BECK IS A STRENUOUS cross-promoter. He spoke constantly on the air about his Washington rally before and after the event. He invites viewers and listeners to visit his Web site and, better yet, the Glenn Beck Store (“Restoring Honor” photograph books can be pre-ordered for $35) and become an“insider extreme” member for premium video and audio links. He recently started a new Web site, the Blaze, which he also mentions on his television and radio shows.

The cross-promotion can be a sore spot at Fox News, particularly for its president, Roger Ailes, who has complained about Beck’s hawking his non-Fox ventures too much on his Fox show. Ailes has communicated this to Beck himself and through intermediaries. It goes to a larger tension between Fox News and Beck in what has been a mutually beneficial relationship. Ailes, a former Republican media guru, runs his top-rated cable-news network like a sharp-edged campaign, speaking with a single voice and — ideally — for the benefit solely of Fox News’s bottom line.

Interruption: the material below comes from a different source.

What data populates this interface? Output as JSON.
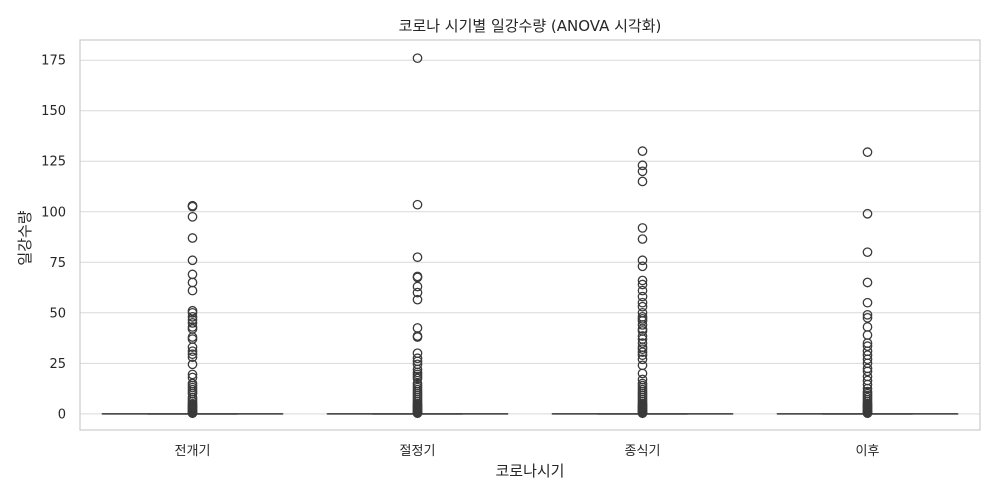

To some degree, all of Fox News’s top opinion personalities have side ventures — speeches, books, radio — that can invite static from the network. In April, for instance, Fox News bosses vetoed a planned appearance by Hannity at a fund-raiser for a Tea Party group in Cincinnati. But more than any other person at Fox News, Beck operates as a stand-alone entity. He is the only major personality at the network whose office is not at Fox News headquarters in the News Corp building (Mercury is a few blocks down Sixth Avenue). He employs his own publicist, Matthew Hiltzik, a communications consultant who is the son of Beck’s agent, George Hiltzik. Beck receives a $2.5 million salary from Fox News, which bumps to $2.7 million next year, the last of the contract. It is a small fraction of Beck’s revenues, the bulk of which he brings in from his radio and print deals.

Indeed, Beck generates his own cash and has his own media company, meaning Fox can’t control him. One fears what one cannot control.

So if Ailes is the supposed “tough guy” that he wants his reputation to be, will he be “tough” enough to show Beck who’s boss? Will he have the balls or the guts or the spine to kick Beck’s show off Fox if he gets out of line? No doubt Ailes is correct when he says if it wasn’t for Fox, Beck wouldn’t have had 30 people, much less than 300,000 for his little Lincoln Memorial worship ceremony.

Then again Dr. Frankenstein probably felt the same way about his creation as well.

You should take a look at NYT Magazine piece on Beck. If you want to see what a “conservative” Oprah Winfrey is like, well here you go. Here’s another good line which is vivid display of the cash machine that is Conservative INC.

BECK PERFORMS MORE than 20 live stage shows a year as part of what has become a growing multimedia and merchandising empire that, according to Forbes, earned $35 million between June 2009 and June 2010. At the end of July, I paid $147 for a ticket to see him and Bill O’Reilly perform together at a theater in the round in Westbury, N.Y., on Long Island — part of Beck and O’Reilly’s “Bold and Fresh” tour. The theater drew an orderly suburban procession of khaki-wearing, Camry-driving Caucasians who say they want their country back. The woman next to me complained that her large oil can of Heineken and a pretzel cost $16.

Gee, I can watch Beck and O’Reilly on TV for less than that or see clips of their shows on You Tube at work for nothing. Why would I pay $147 a ticket to see the same act in a theater? Oh well, I guess some people just can’t get enough of it, which is what Conservative INC. is counting on.